Claro que Juan José se puso en contacto con Louis Jouvet y le expresó su deseo de trabajar en la Comédie. Jouvet, entre impresionado y divertido por la petición de aquel muchacho con esas aspiraciones, le dio una tarjeta. «Si vous allez à Paris, cherchez moi». Juan José guardó aquella tarjeta como el más preciado tesoro. ¿Cómo se fue a París?… No sé… Pero se fue. Se contactó con Jouvet y le dio un papel en la Comédie. Fue un papel secundario, no podía actuar de protagonista en Ondine o en L’anonnce fait a Marie, pero cumplió su sueño de pisar los escenarios de la Comédie y lucir un poco su francés aprendido en Zapotlán.
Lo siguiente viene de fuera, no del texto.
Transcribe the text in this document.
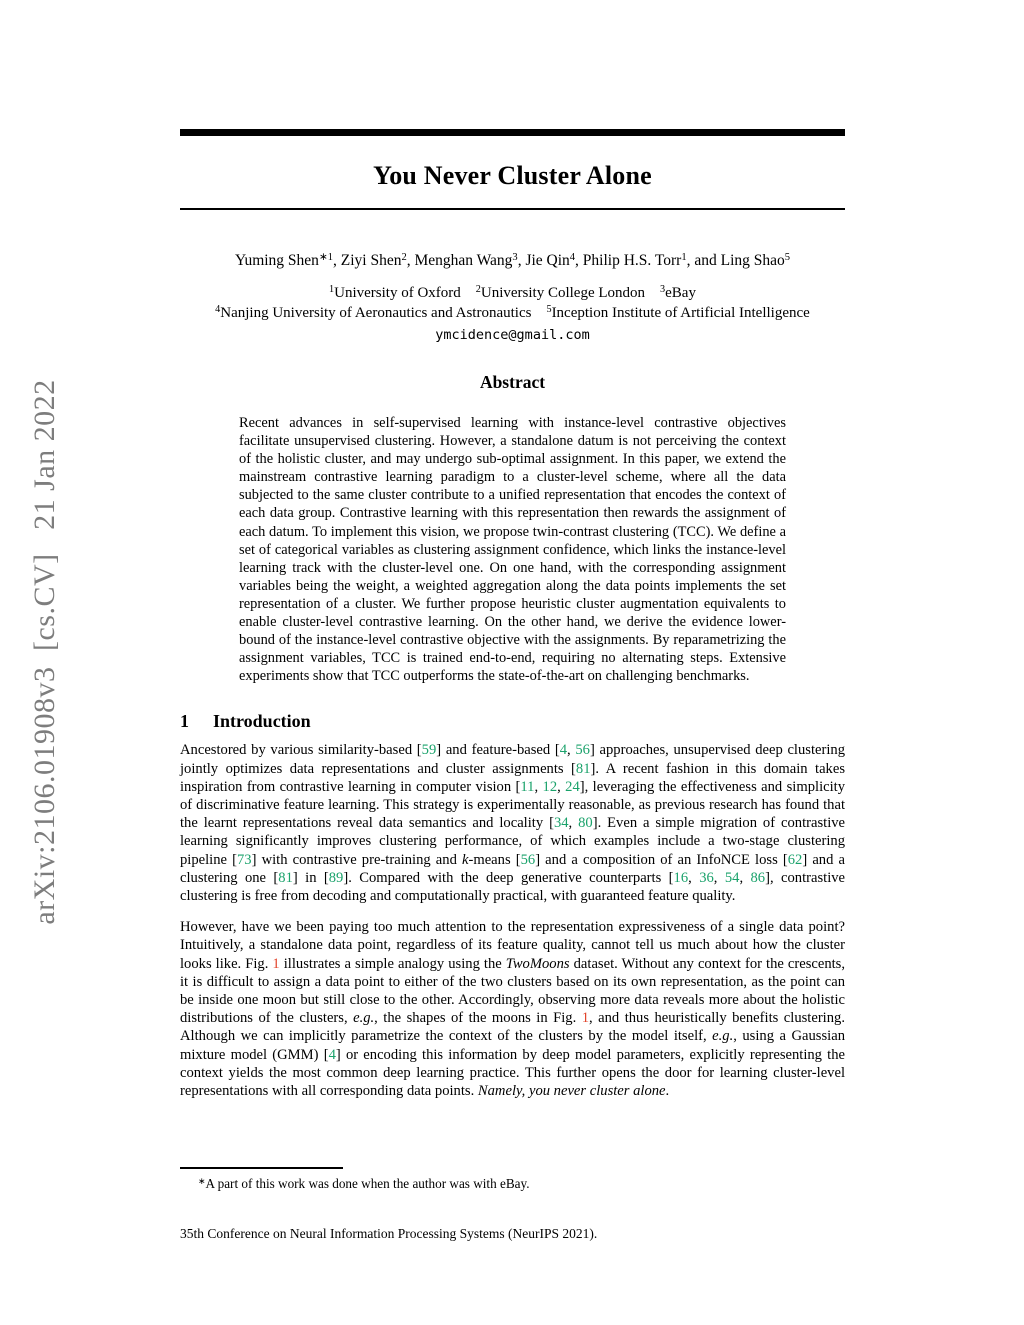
arXiv:2106.01908v3 [cs.CV]  21 Jan 2022
You Never Cluster Alone

Yuming Shen$^{∗1}$, Ziyi Shen$^2$, Menghan Wang$^3$, Jie Qin$^4$, Philip H.S. Torr$^1$, and Ling Shao$^5$

$^1$University of Oxford $^2$University College London $^3$eBay

$^4$Nanjing University of Aeronautics and Astronautics $^5$Inception Institute of Artificial Intelligence

ymcidence@gmail.com

Abstract

Recent advances in self-supervised learning with instance-level contrastive objectives facilitate unsupervised clustering. However, a standalone datum is not perceiving the context of the holistic cluster, and may undergo sub-optimal assignment. In this paper, we extend the mainstream contrastive learning paradigm to a cluster-level scheme, where all the data subjected to the same cluster contribute to a unified representation that encodes the context of each data group. Contrastive learning with this representation then rewards the assignment of each datum. To implement this vision, we propose twin-contrast clustering (TCC). We define a set of categorical variables as clustering assignment confidence, which links the instance-level learning track with the cluster-level one. On one hand, with the corresponding assignment variables being the weight, a weighted aggregation along the data points implements the set representation of a cluster. We further propose heuristic cluster augmentation equivalents to enable cluster-level contrastive learning. On the other hand, we derive the evidence lower-bound of the instance-level contrastive objective with the assignments. By reparametrizing the assignment variables, TCC is trained end-to-end, requiring no alternating steps. Extensive experiments show that TCC outperforms the state-of-the-art on challenging benchmarks.

1 Introduction

Ancestored by various similarity-based [59] and feature-based [4, 56] approaches, unsupervised deep clustering jointly optimizes data representations and cluster assignments [81]. A recent fashion in this domain takes inspiration from contrastive learning in computer vision [11, 12, 24], leveraging the effectiveness and simplicity of discriminative feature learning. This strategy is experimentally reasonable, as previous research has found that the learnt representations reveal data semantics and locality [34, 80]. Even a simple migration of contrastive learning significantly improves clustering performance, of which examples include a two-stage clustering pipeline [73] with contrastive pre-training and k-means [56] and a composition of an InfoNCE loss [62] and a clustering one [81] in [89]. Compared with the deep generative counterparts [16, 36, 54, 86], contrastive clustering is free from decoding and computationally practical, with guaranteed feature quality.

However, have we been paying too much attention to the representation expressiveness of a single data point? Intuitively, a standalone data point, regardless of its feature quality, cannot tell us much about how the cluster looks like. Fig. 1 illustrates a simple analogy using the TwoMoons dataset. Without any context for the crescents, it is difficult to assign a data point to either of the two clusters based on its own representation, as the point can be inside one moon but still close to the other. Accordingly, observing more data reveals more about the holistic distributions of the clusters, e.g., the shapes of the moons in Fig. 1, and thus heuristically benefits clustering. Although we can implicitly parametrize the context of the clusters by the model itself, e.g., using a Gaussian mixture model (GMM) [4] or encoding this information by deep model parameters, explicitly representing the context yields the most common deep learning practice. This further opens the door for learning cluster-level representations with all corresponding data points. Namely, you never cluster alone.

∗A part of this work was done when the author was with eBay.

35th Conference on Neural Information Processing Systems (NeurIPS 2021).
Regresó a su país y pronto se trasladó a la Ciudad de México, donde había más oportunidades para un joven escritor. Con Sarita tuvo tres hijos, a los que nombró como grandes músicos o literatos: la mayor, Claudia Berenice, por el gran músico Claude Debussy; luego Orso, en memoria de Ursus, el de las tragedias griegas, y al final Fuensanta, en recuerdo de su admirado López Velarde. Tuvo un hijo con Elena Poniatowska, del que nunca volvió a saber nada.
En la Ciudad de México ya comenzó a escribir sus principales obras, Varia invención, Bestiario, y su obra maestra, La feria.
Lo que sucedió después, su trabajo, sus viajes, sus escritos, sus premios, su vida en general, está muy bien relatado por su hijo Orso. Aquí sólo quisimos hacer un pequeño recuerdo de su juventud en Zapotlán, el pueblo que siempre amó y del que con orgullo decía: «Yo, señores, soy de Zapotlán el Grande».